それじゃなくても僕は、朝が弱くて、起きられるかも心配なのに。
続けて彼女からのLINE。
「どんな方法がいい?」
そんなの、僕に決めさせないでくれ。
彼女がこんなにクールな殺し屋だったとは。
殺人予告も板に付いて、一介のOLとは思えない。
その後の彼女からのLINEは怖くて開けなかった。
いくつか届いていたが、自分の殺され方を描写しているようなメッセージなど読んでいられない。
仕事を断って彼女と旅行に行こうか。
いやいや、殺し屋の彼女とこれからも付き合っていけるのか?
一方彼女は、途中から既読が付かない彼へのLINEに、少し焦りを感じていた。
「打ち間違えたの。殺してあげる、じゃなくて、あなたを起こしてあげる、ね。モーニングコールでも、前の夜から泊まりに行ってもいいし。方法はあなたが決めて。…ねえ、既読が付かないんだけど、大丈夫?」
君は、不完全な僕を支えてくれる不完全なパートナー。
不完全同士だから、お互いの役割を持ってお互いを支え合える。
お互いに感謝して、お互いを信頼し合える。
必要とされる喜びは、何物にも代えがたい。
今日の失敗は明日を乗り切る糧となる。
失敗した数だけ、経験値が上がるから強くなれる。
完璧に仕事をこなすあの人だって、過去には何度も失敗して勇者となったのかもしれない。
最初から完全な人なんていないから。
不完全なら不完全なりに、幸せの感じ方ってのがある。
少しずつ、日々積み上げてゆく人生への期待だ。
出来なかったことが出来るようになる、
これは、最初から出来る人には味わえない喜びだ。
自転車だって、逆上がりだって、一人飯だって、出来なかった時代の自分がいるから、達成感を手に入れられる。

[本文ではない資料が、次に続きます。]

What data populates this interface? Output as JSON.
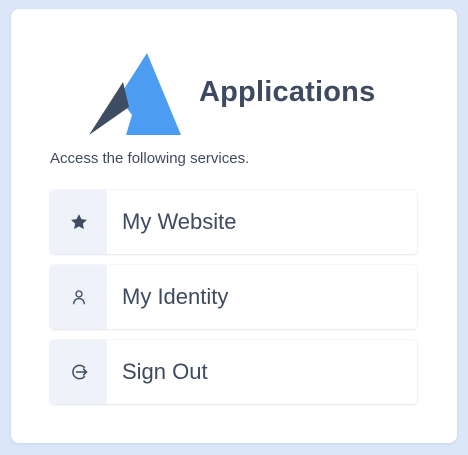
{
  "colors": {
    "page_background": "#dbe7f8",
    "card_background": "#ffffff",
    "text": "#3d4a60",
    "icon_background": "#eff3f9",
    "logo_light": "#4c9cf1",
    "logo_dark": "#3f4d63"
  },
  "header": {
    "title": "Applications",
    "logo_icon": "triangle-logo"
  },
  "subtitle": "Access the following services.",
  "services": [
    {
      "label": "My Website",
      "icon": "star-icon"
    },
    {
      "label": "My Identity",
      "icon": "user-icon"
    },
    {
      "label": "Sign Out",
      "icon": "sign-out-icon"
    }
  ]
}
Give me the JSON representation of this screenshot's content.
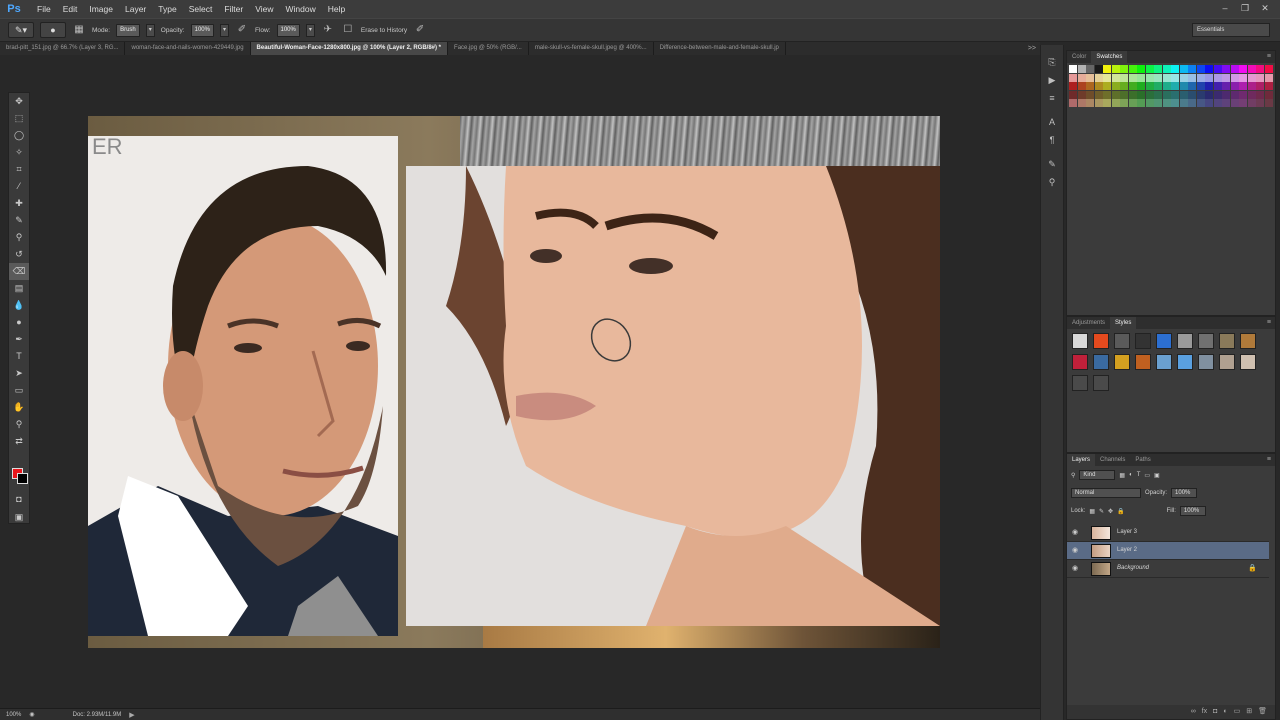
{
  "app": {
    "logo": "Ps"
  },
  "menu": [
    "File",
    "Edit",
    "Image",
    "Layer",
    "Type",
    "Select",
    "Filter",
    "View",
    "Window",
    "Help"
  ],
  "window_controls": {
    "minimize": "–",
    "restore": "❐",
    "close": "✕"
  },
  "options": {
    "mode_label": "Mode:",
    "mode_value": "Brush",
    "opacity_label": "Opacity:",
    "opacity_value": "100%",
    "flow_label": "Flow:",
    "flow_value": "100%",
    "erase_history_label": "Erase to History",
    "workspace": "Essentials"
  },
  "tabs": [
    {
      "label": "brad-pitt_151.jpg @ 66.7% (Layer 3, RG...",
      "active": false
    },
    {
      "label": "woman-face-and-nails-women-429449.jpg",
      "active": false
    },
    {
      "label": "Beautiful-Woman-Face-1280x800.jpg @ 100% (Layer 2, RGB/8#) *",
      "active": true
    },
    {
      "label": "Face.jpg @ 50% (RGB/...",
      "active": false
    },
    {
      "label": "male-skull-vs-female-skull.jpeg @ 400%...",
      "active": false
    },
    {
      "label": "Difference-between-male-and-female-skull.jp",
      "active": false
    }
  ],
  "tabs_more": ">>",
  "colors": {
    "foreground": "#e8161b",
    "background": "#000000",
    "accent": "#5a6b86"
  },
  "panels": {
    "swatches": {
      "tabs": [
        "Color",
        "Swatches"
      ],
      "active": "Swatches"
    },
    "styles": {
      "tabs": [
        "Adjustments",
        "Styles"
      ],
      "active": "Styles"
    },
    "layers": {
      "tabs": [
        "Layers",
        "Channels",
        "Paths"
      ],
      "active": "Layers",
      "kind_label": "Kind",
      "blend_mode": "Normal",
      "opacity_label": "Opacity:",
      "opacity_value": "100%",
      "lock_label": "Lock:",
      "fill_label": "Fill:",
      "fill_value": "100%",
      "layers": [
        {
          "name": "Layer 3",
          "selected": false,
          "locked": false
        },
        {
          "name": "Layer 2",
          "selected": true,
          "locked": false
        },
        {
          "name": "Background",
          "selected": false,
          "locked": true
        }
      ],
      "footer_icons": [
        "link-icon",
        "fx-icon",
        "mask-icon",
        "adjustment-icon",
        "folder-icon",
        "new-layer-icon",
        "trash-icon"
      ]
    }
  },
  "status": {
    "zoom": "100%",
    "doc": "Doc: 2.93M/11.9M"
  }
}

自分の足りない部分を攻撃する輩がいるなら、そいつには決定的に足りないものがある。
思いやりとか優しさとか、本来人間にとって標準装備されているはずの一番大切なものだ。
でもまあ、そいつも例に漏れず不完全な人間だから、不完全同士、大目に見てあげよう。
不完全な人達で溢れる電車に乗って、不完全な人達が集う職場で働いて、不完全な家族が待つ我が家へと帰る。
不完全な世界が愛おしくなるほど、誰もが精一杯生きている。
不完全だから。
伸びしろがたくさんあるから。
終始無敵モードのマリオなんて、きっと五分で飽きるから。
街の雑踏に紛れて、あなたを見失った。
あなただけは特別だったのに。
他の誰かと混ざり合うことなんてないと思ってたのに。
そして、私との繋がりは決して断ち切れないものだったはずなのに。
野良犬のように、あなたの香りを求めて彷徨う。
この街の何処かで、きっとあなたも私を探している。
街行く人の好奇の目に晒されながら、あなたを探して叫び続ける。
あなたと家に帰りたい。
「ツン!」
あなたが私の名前を呼んだ。
人混みをかき分けて、あなたが走ってくる。
ああ、あの重そうな体。見慣れた浴衣姿。
私を探して走り回ったのだろう、汗だくの体から、私にだけ分かるあなたの香りが漂ってくる。
それはあなたの香水。私にとっての。
あなたと再会し、私達はまた繋がれる。
二度と断ち切れることのない、硬い石の縄で。
上野と薩摩を結ぶ、この一本のリードで。